UK Health Secretary Sajid Javid has welcomed studies suggesting the Omicron COVID-19 variant may cause less severe illness than earlier strains, but warned it could still lead to “significant” hospital admissions.
The researchers also estimated that natural immunity, or protection from a prior infection, reduces the risk of hospitalization by 50 percent and the risk of a hospital stay of one night or more by 61 percent.
Scientists in a separate Scotland-wide study called Early Pandemic Evaluation and Enhanced Surveillance of COVID-19 said Omicron is associated with a two-thirds reduction in the risk of hospital admission compared with Delta.
Reacting to the new findings on Thursday, Javid said: “That is, of course, good, encouraging news.”
But he cautioned: “They are not very clear yet though by how much that risk is reduced.”
“We do know with Omicron that it does spread a lot more quickly, it is a lot more infectious than Delta, so any advantage gained from reduced risk of hospitalisation needs to be set against that,” he told broadcasters.
“If a much smaller percentage of people are at risk of hospitalisation, if that is a smaller percentage of a much larger number, there could still be significant hospitalisation.”
“We are not planning any further announcements this week,” he said. “Despite the caution that we are all taking, people should enjoy their Christmases with their families and their friends—of course, remain cautious.”
“We will keep the situation under review.
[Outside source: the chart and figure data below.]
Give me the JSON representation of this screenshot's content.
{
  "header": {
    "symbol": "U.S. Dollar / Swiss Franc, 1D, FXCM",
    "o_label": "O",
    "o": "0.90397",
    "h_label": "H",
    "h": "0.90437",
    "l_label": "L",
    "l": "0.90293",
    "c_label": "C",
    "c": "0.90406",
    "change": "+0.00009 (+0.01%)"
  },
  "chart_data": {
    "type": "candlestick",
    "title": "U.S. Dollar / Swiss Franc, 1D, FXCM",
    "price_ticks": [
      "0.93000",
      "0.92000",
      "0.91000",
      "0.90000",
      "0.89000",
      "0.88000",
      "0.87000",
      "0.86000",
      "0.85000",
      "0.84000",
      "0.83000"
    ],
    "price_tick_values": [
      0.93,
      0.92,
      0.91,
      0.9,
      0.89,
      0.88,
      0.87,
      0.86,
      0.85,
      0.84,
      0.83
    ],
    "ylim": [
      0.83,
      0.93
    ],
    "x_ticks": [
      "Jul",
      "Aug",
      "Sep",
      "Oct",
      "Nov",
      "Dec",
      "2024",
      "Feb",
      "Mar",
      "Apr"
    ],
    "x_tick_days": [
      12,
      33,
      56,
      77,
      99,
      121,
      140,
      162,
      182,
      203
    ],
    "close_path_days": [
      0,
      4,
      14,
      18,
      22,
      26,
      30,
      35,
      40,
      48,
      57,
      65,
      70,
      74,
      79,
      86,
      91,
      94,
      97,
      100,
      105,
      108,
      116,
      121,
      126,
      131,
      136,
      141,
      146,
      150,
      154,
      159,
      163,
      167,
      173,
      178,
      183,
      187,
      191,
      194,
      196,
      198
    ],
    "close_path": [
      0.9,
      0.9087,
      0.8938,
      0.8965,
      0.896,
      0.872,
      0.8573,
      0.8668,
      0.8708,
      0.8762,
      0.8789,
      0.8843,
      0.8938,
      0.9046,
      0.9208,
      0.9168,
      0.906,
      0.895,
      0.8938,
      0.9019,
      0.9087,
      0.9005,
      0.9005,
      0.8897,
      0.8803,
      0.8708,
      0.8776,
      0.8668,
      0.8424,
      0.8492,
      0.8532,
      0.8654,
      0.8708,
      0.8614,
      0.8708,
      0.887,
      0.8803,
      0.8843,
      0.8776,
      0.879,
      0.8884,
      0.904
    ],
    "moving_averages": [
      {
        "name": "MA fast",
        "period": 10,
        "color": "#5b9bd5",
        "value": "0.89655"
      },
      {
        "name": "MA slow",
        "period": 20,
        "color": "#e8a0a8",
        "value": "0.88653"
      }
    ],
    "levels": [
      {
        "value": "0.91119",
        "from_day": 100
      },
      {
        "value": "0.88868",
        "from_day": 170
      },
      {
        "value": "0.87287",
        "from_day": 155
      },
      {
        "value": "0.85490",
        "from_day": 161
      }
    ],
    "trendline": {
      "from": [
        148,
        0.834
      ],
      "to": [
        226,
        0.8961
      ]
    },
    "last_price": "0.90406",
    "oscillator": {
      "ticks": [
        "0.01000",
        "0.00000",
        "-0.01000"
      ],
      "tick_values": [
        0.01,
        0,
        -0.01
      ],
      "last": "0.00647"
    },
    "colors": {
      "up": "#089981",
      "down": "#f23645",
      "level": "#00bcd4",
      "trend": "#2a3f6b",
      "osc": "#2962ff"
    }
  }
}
We are learning more all the time as we have done from this new data. We will keep analysing that data and if we need to do anything more we will, but nothing more is going to happen before Christmas.”
Health minister Gillian Keegan said on Wednesday that data on the severity of Omicron is “one of the missing pieces” ministers had been waiting for.
She told the BBC that there is “a lot of uncertainty in the data.”
Professor Neil Ferguson, who led the Imperial College study, said in a statement: “Given the high transmissibility of the Omicron virus, there remains the potential for health services to face increasing demand if Omicron cases continue to grow at the rate that has been seen in recent weeks.”
Professor Andrew Hayward, director of the Institute of Epidemiology and Healthcare of University College London (UCL), told the BBC that the new findings may not necessarily be extrapolated to elderly people.